Songs of the Water: listening to/through/by/from bodies of water with MAPA communities in Leicester, UK

Kaajal Modi

Songs of the Water is an artistic research collaboration between artist-researcher Kaajal Modi and the Heritage for Global Challenges Research Centre at the University of York, as part of a commission by Art Reach and Counterpoint Arts on the theme of Climate Justice and Displacement. The work explores the relationship between waterways, climate, migration and health through an interwoven practice of soundscape ecology and storytelling. By listening to, recording and responding to urban river/lake/reservoir ecologies, MAPA communities are invited to creatively explore multispecies entanglements of differently polluted and remediated waterways in ways that invite their own tacit (and explicit) knowledge making practices. The resulting audio soundscapes consist of oral histories and speculations about water, and underwater recordings collected using hydrophones which are "remixed" by the artist in different ways. The first soundscape, collected as part of a series of workshops over 2023-4 in Leicester, formed part of the Songs of the Water installation at Journeys Festival International in October 2024.

Songs of the Water at Journeys Festival International 2024, Soft Touch Arts, Leicester. Credit: Pete Martin Photography

Songs of the Water brings together concerns about ecosystems and community heritages, creating connections between deprived communities in the UK, and the landscape and waterways that they occupy in the present (and might have left in the past). By furnishing communities with the knowledge, facilities and equipment they need to listen to and record waterway soundscapes using DIY digital audio techniques, the project seeks to develop an archive of watery ecosystems for naturalists and scientists to learn from, and also to encourage deeper relationships between the humans and nonhumans who inhabit them. The work invites reflections on both human and non-human agency, and invites participants to think about how we might live reciprocally with other organisms (human, microbial and otherwise) with whom we share landscapes, vital resources, and even our homes and bodies. 
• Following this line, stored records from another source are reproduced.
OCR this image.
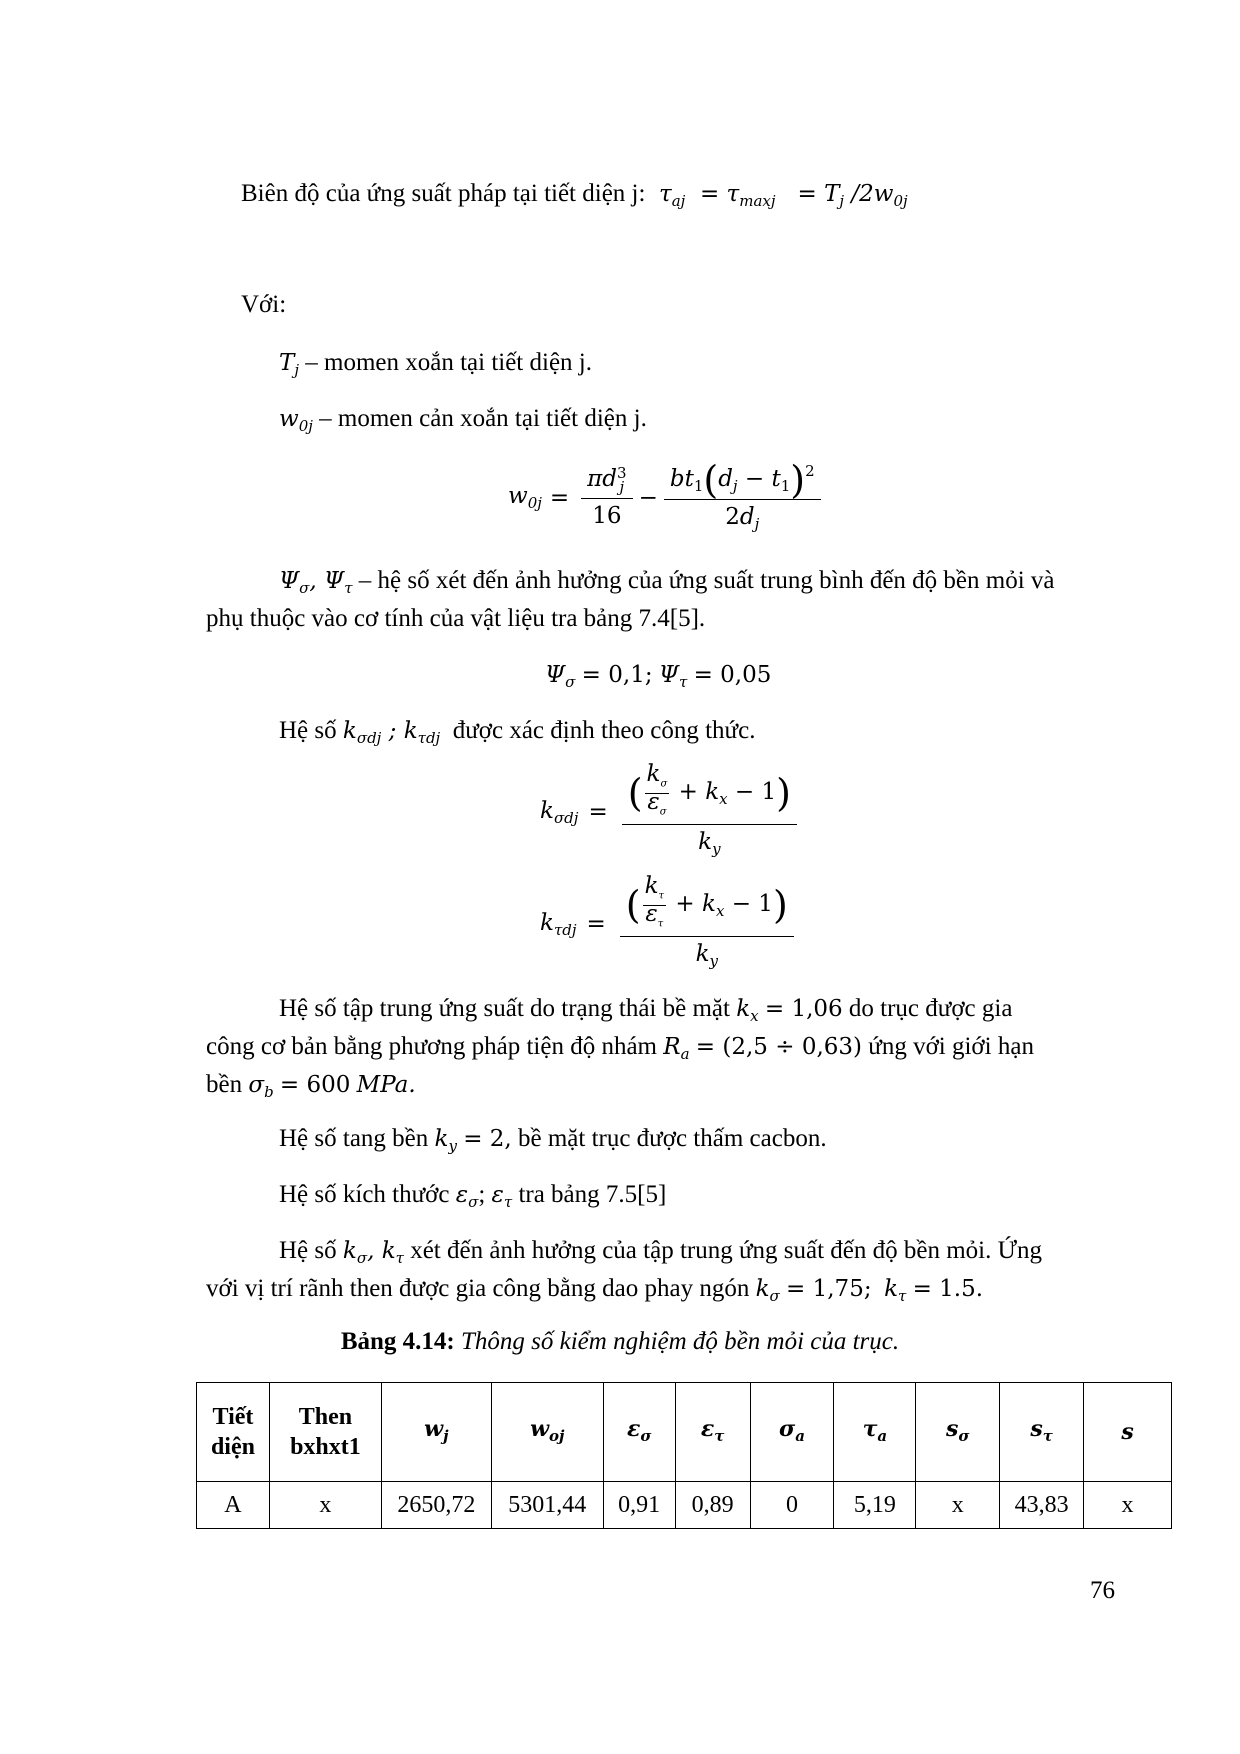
Biên độ của ứng suất pháp tại tiết diện j:  $\tau_{aj} = \tau_{maxj} = T_j$ $/2w_{0j}$
Với:
$T_j$ – momen xoắn tại tiết diện j.
$w_{0j}$ – momen cản xoắn tại tiết diện j.
$w_{0j} = \pi d$ 3
j
$16 - \frac{bt_1(d_j - t_1)^2}{2d_j}$
$\Psi_\sigma$, $\Psi_\tau$ – hệ số xét đến ảnh hưởng của ứng suất trung bình đến độ bền mỏi và
phụ thuộc vào cơ tính của vật liệu tra bảng 7.4[5].
$\Psi_\sigma = 0,1$; $\Psi_\tau = 0,05$
Hệ số $k_{\sigma dj}$ ; $k_{\tau dj}$ được xác định theo công thức.
$k_{\sigma dj} = \frac{( \frac{k_\sigma}{\varepsilon_\sigma} + k_x - 1)}{k_y}$
$k_{\tau dj} = \frac{( \frac{k_\tau}{\varepsilon_\tau} + k_x - 1)}{k_y}$
Hệ số tập trung ứng suất do trạng thái bề mặt $k_x = 1,06$ do trục được gia
công cơ bản bằng phương pháp tiện độ nhám $R_a = (2,5 \div 0,63)$ ứng với giới hạn
bền $\sigma_b = 600$ MPa.
Hệ số tang bền $k_y = 2$, bề mặt trục được thấm cacbon.
Hệ số kích thước $\varepsilon_\sigma$; $\varepsilon_\tau$ tra bảng 7.5[5]
Hệ số $k_\sigma$, $k_\tau$ xét đến ảnh hưởng của tập trung ứng suất đến độ bền mỏi. Ứng
với vị trí rãnh then được gia công bằng dao phay ngón $k_\sigma = 1,75$; $k_\tau = 1.5$.
Bảng 4.14: Thông số kiểm nghiệm độ bền mỏi của trục.
Tiết diện	Then bxhxt1	$w_j$	$w_{oj}$	$\varepsilon_\sigma$	$\varepsilon_\tau$	$\sigma_a$	$\tau_a$	$s_\sigma$	$s_\tau$	s
A	x	2650,72	5301,44	0,91	0,89	0	5,19	x	43,83	x
76
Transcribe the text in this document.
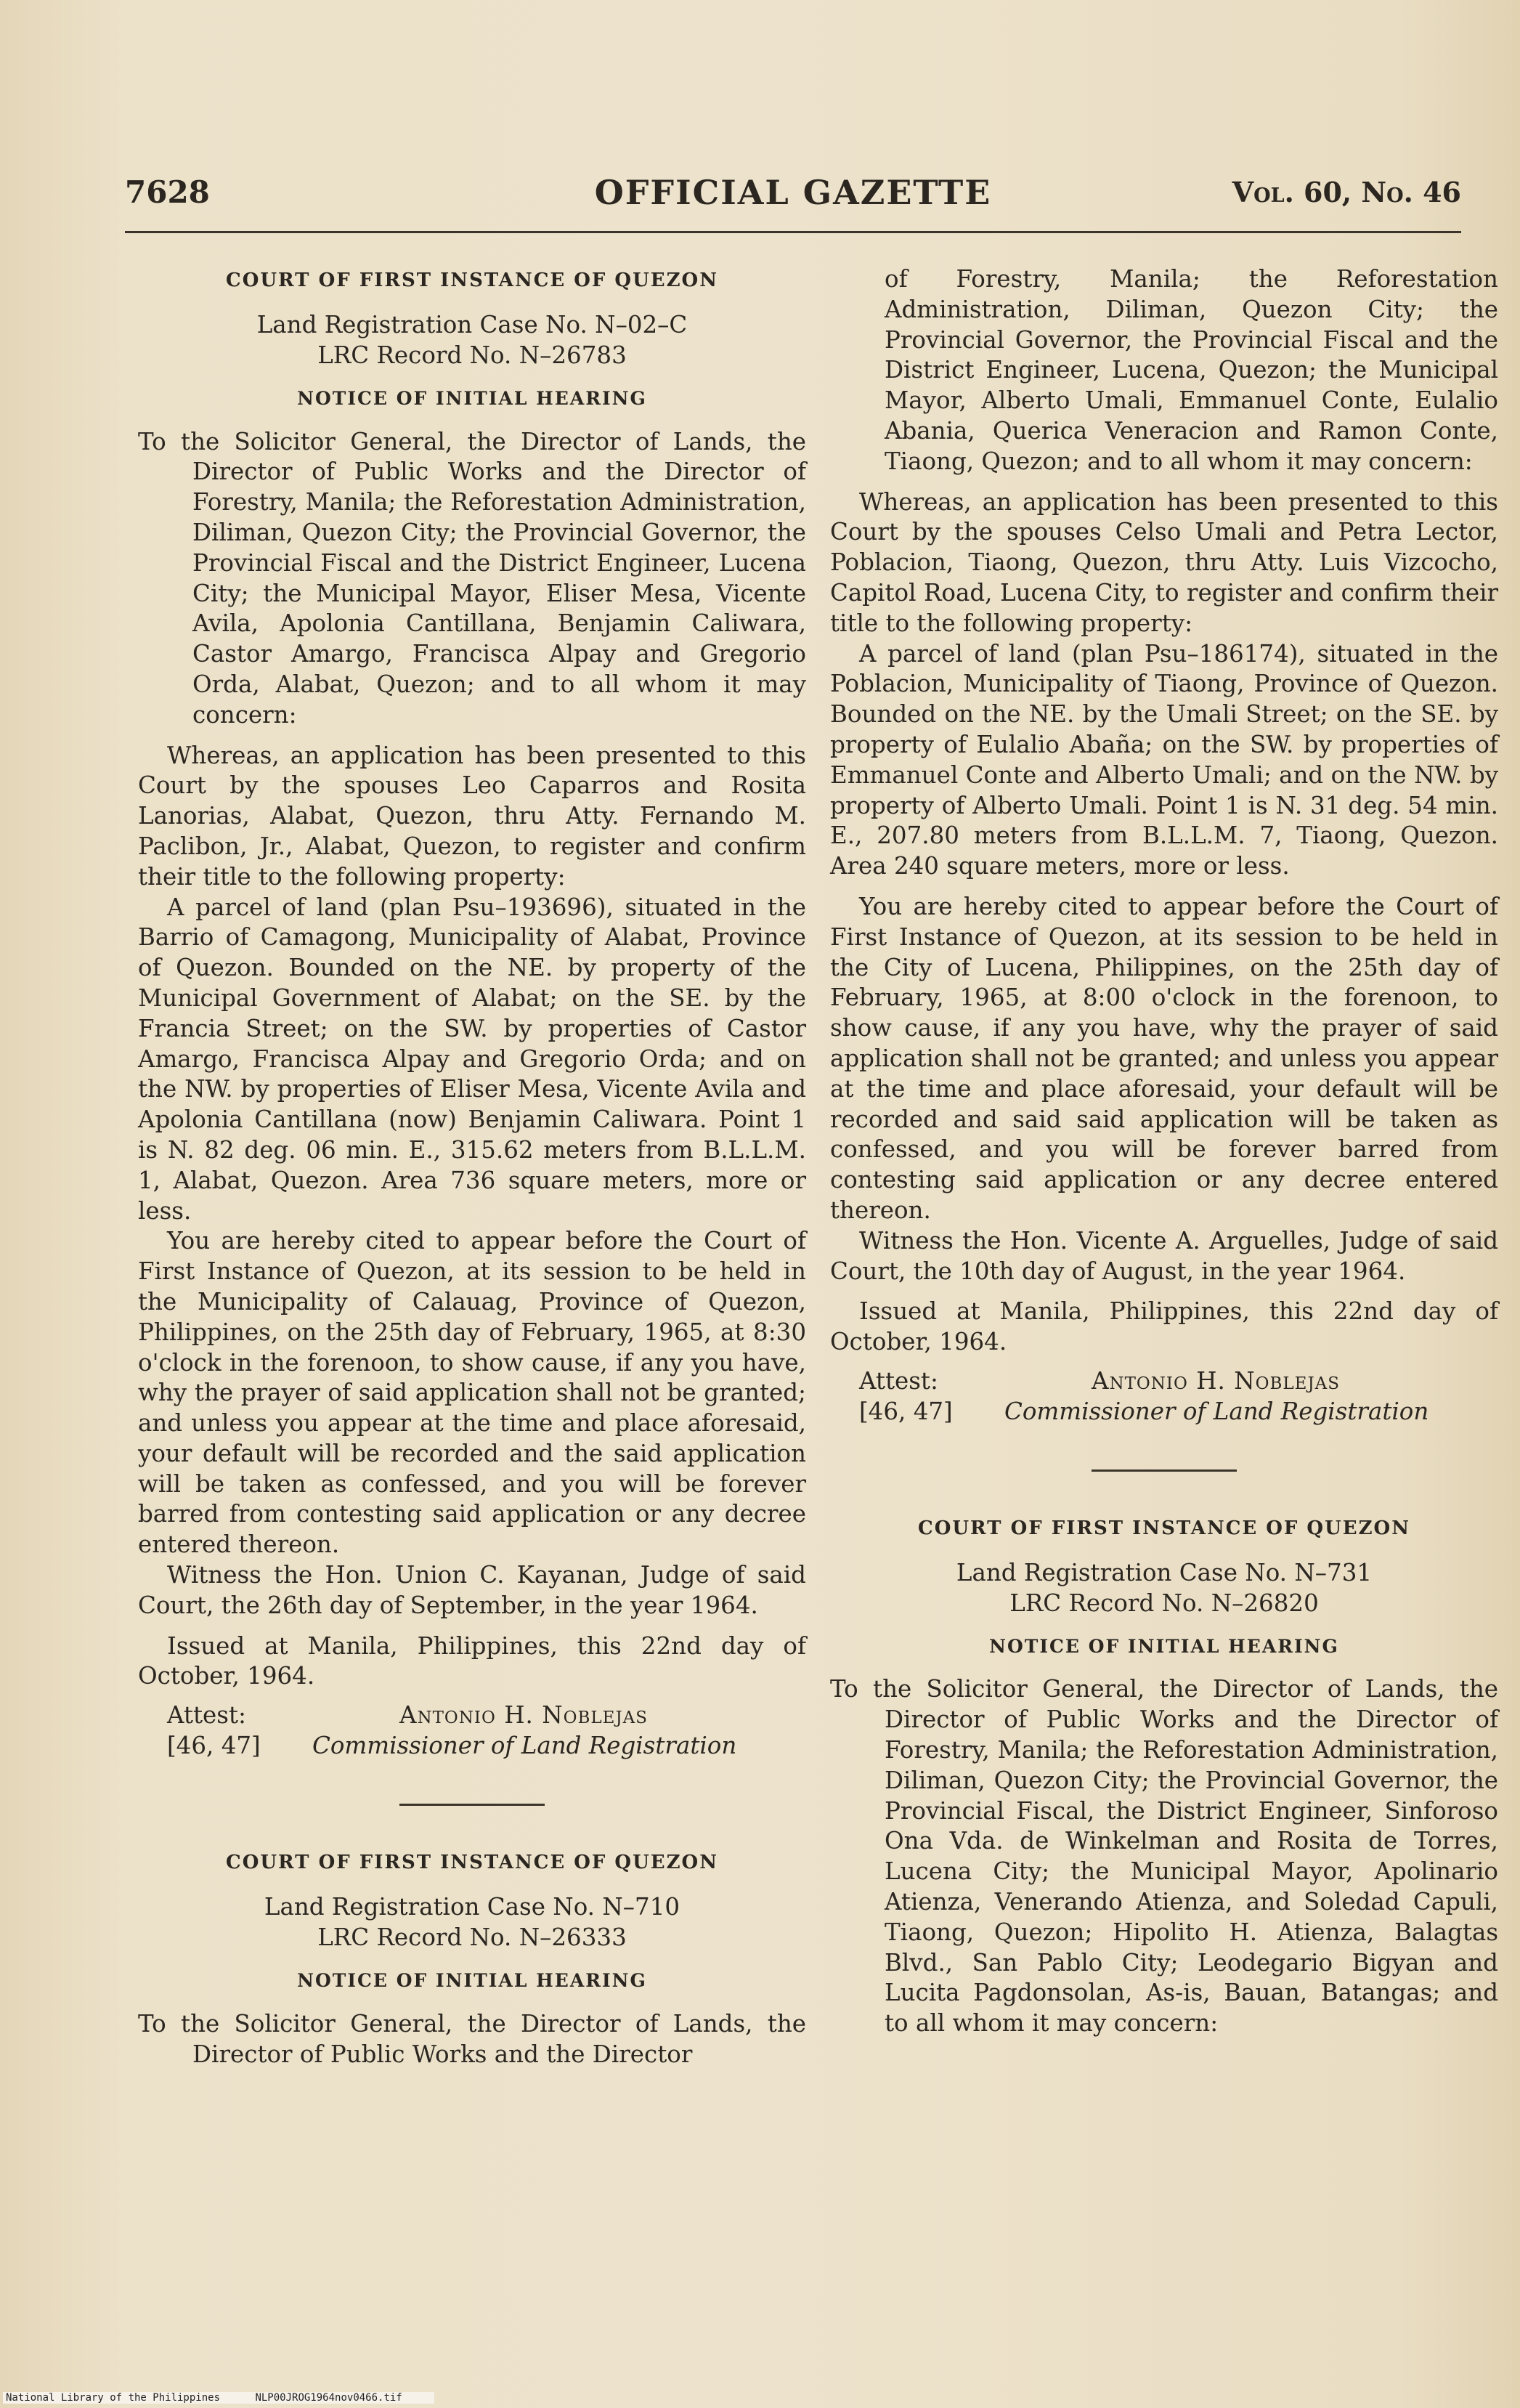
7628	OFFICIAL GAZETTE	Vol. 60, No. 46
COURT OF FIRST INSTANCE OF QUEZON
Land Registration Case No. N–02–C
LRC Record No. N–26783
NOTICE OF INITIAL HEARING

To the Solicitor General, the Director of Lands, the Director of Public Works and the Director of Forestry, Manila; the Reforestation Administration, Diliman, Quezon City; the Provincial Governor, the Provincial Fiscal and the District Engineer, Lucena City; the Municipal Mayor, Eliser Mesa, Vicente Avila, Apolonia Cantillana, Benjamin Caliwara, Castor Amargo, Francisca Alpay and Gregorio Orda, Alabat, Quezon; and to all whom it may concern:

Whereas, an application has been presented to this Court by the spouses Leo Caparros and Rosita Lanorias, Alabat, Quezon, thru Atty. Fernando M. Paclibon, Jr., Alabat, Quezon, to register and confirm their title to the following property:

A parcel of land (plan Psu–193696), situated in the Barrio of Camagong, Municipality of Alabat, Province of Quezon. Bounded on the NE. by property of the Municipal Government of Alabat; on the SE. by the Francia Street; on the SW. by properties of Castor Amargo, Francisca Alpay and Gregorio Orda; and on the NW. by properties of Eliser Mesa, Vicente Avila and Apolonia Cantillana (now) Benjamin Caliwara. Point 1 is N. 82 deg. 06 min. E., 315.62 meters from B.L.L.M. 1, Alabat, Quezon. Area 736 square meters, more or less.

You are hereby cited to appear before the Court of First Instance of Quezon, at its session to be held in the Municipality of Calauag, Province of Quezon, Philippines, on the 25th day of February, 1965, at 8:30 o'clock in the forenoon, to show cause, if any you have, why the prayer of said application shall not be granted; and unless you appear at the time and place aforesaid, your default will be recorded and the said application will be taken as confessed, and you will be forever barred from contesting said application or any decree entered thereon.

Witness the Hon. Union C. Kayanan, Judge of said Court, the 26th day of September, in the year 1964.

Issued at Manila, Philippines, this 22nd day of October, 1964.

Attest:	Antonio H. Noblejas
[46, 47] Commissioner of Land Registration
COURT OF FIRST INSTANCE OF QUEZON
Land Registration Case No. N–710
LRC Record No. N–26333
NOTICE OF INITIAL HEARING

To the Solicitor General, the Director of Lands, the Director of Public Works and the Director

of Forestry, Manila; the Reforestation Administration, Diliman, Quezon City; the Provincial Governor, the Provincial Fiscal and the District Engineer, Lucena, Quezon; the Municipal Mayor, Alberto Umali, Emmanuel Conte, Eulalio Abania, Querica Veneracion and Ramon Conte, Tiaong, Quezon; and to all whom it may concern:

Whereas, an application has been presented to this Court by the spouses Celso Umali and Petra Lector, Poblacion, Tiaong, Quezon, thru Atty. Luis Vizcocho, Capitol Road, Lucena City, to register and confirm their title to the following property:

A parcel of land (plan Psu–186174), situated in the Poblacion, Municipality of Tiaong, Province of Quezon. Bounded on the NE. by the Umali Street; on the SE. by property of Eulalio Abaña; on the SW. by properties of Emmanuel Conte and Alberto Umali; and on the NW. by property of Alberto Umali. Point 1 is N. 31 deg. 54 min. E., 207.80 meters from B.L.L.M. 7, Tiaong, Quezon. Area 240 square meters, more or less.

You are hereby cited to appear before the Court of First Instance of Quezon, at its session to be held in the City of Lucena, Philippines, on the 25th day of February, 1965, at 8:00 o'clock in the forenoon, to show cause, if any you have, why the prayer of said application shall not be granted; and unless you appear at the time and place aforesaid, your default will be recorded and said said application will be taken as confessed, and you will be forever barred from contesting said application or any decree entered thereon.

Witness the Hon. Vicente A. Arguelles, Judge of said Court, the 10th day of August, in the year 1964.

Issued at Manila, Philippines, this 22nd day of October, 1964.

Attest:	Antonio H. Noblejas
[46, 47] Commissioner of Land Registration
COURT OF FIRST INSTANCE OF QUEZON
Land Registration Case No. N–731
LRC Record No. N–26820
NOTICE OF INITIAL HEARING

To the Solicitor General, the Director of Lands, the Director of Public Works and the Director of Forestry, Manila; the Reforestation Administration, Diliman, Quezon City; the Provincial Governor, the Provincial Fiscal, the District Engineer, Sinforoso Ona Vda. de Winkelman and Rosita de Torres, Lucena City; the Municipal Mayor, Apolinario Atienza, Venerando Atienza, and Soledad Capuli, Tiaong, Quezon; Hipolito H. Atienza, Balagtas Blvd., San Pablo City; Leodegario Bigyan and Lucita Pagdonsolan, As-is, Bauan, Batangas; and to all whom it may concern:

National Library of the Philippines	NLP00JROG1964nov0466.tif
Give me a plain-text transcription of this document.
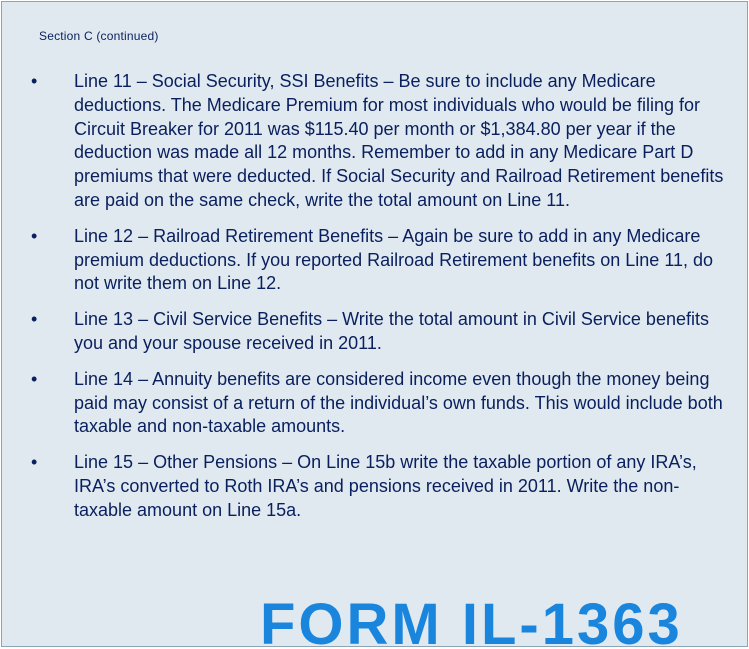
Section C (continued)
• Line 11 – Social Security, SSI Benefits – Be sure to include any Medicare deductions. The Medicare Premium for most individuals who would be filing for Circuit Breaker for 2011 was $115.40 per month or $1,384.80 per year if the deduction was made all 12 months. Remember to add in any Medicare Part D premiums that were deducted. If Social Security and Railroad Retirement benefits are paid on the same check, write the total amount on Line 11.
• Line 12 – Railroad Retirement Benefits – Again be sure to add in any Medicare premium deductions. If you reported Railroad Retirement benefits on Line 11, do not write them on Line 12.
• Line 13 – Civil Service Benefits – Write the total amount in Civil Service benefits you and your spouse received in 2011.
• Line 14 – Annuity benefits are considered income even though the money being paid may consist of a return of the individual’s own funds. This would include both taxable and non-taxable amounts.
• Line 15 – Other Pensions – On Line 15b write the taxable portion of any IRA’s, IRA’s converted to Roth IRA’s and pensions received in 2011. Write the non-taxable amount on Line 15a.
FORM IL-1363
Participants listening at the Grand Union Canal in Leicester during the Soft Touch Arts Summer School. Credit: Sunigh, Soft Touch Arts Intern

The Leicester part of the project brought together the voices of South Asian elders through storytelling about waterways, and young people at Soft Touch Arts through a summer program using hydrophonics and citizen sensing on the River Soar and Grand Union Canal in Leicester. Soft Touch Arts is a community arts organisation in Leicester who work with young people who have been excluded from mainstream education, many of whom are queer, neurodiverse and/or working class, and often themselves from migrant communities. The Songs of the Water Summer School invited participants to imagine how we might differently relate to local waterway soundscape ecosystems. They were taken litter-picking along the river with the Canal and River Trust along the River Soar and Grand Union Canal in June 2024, and then led in a 'listener' building activity using the collected litter and hydrophones (underwater microphones). Participants spent a day making recordings with these along the river and then had a discussion about what it means to take responsibility for waterways (including as a person or as a citizen), and the organisms who inhabit them. The group of older women from the South Asian community were from a Single Women’s Group reunited after three decades by the artist’s mother. Initially discussions were had over WhatsApp and individually with the artist, and later there was a WhatsApp group where stories and memes were shared. The group met up in person at Watermead Park in June 2024, at a point where the river and canal once again merge, to share food, stories and songs about water, and participate in an underwater listening exercise.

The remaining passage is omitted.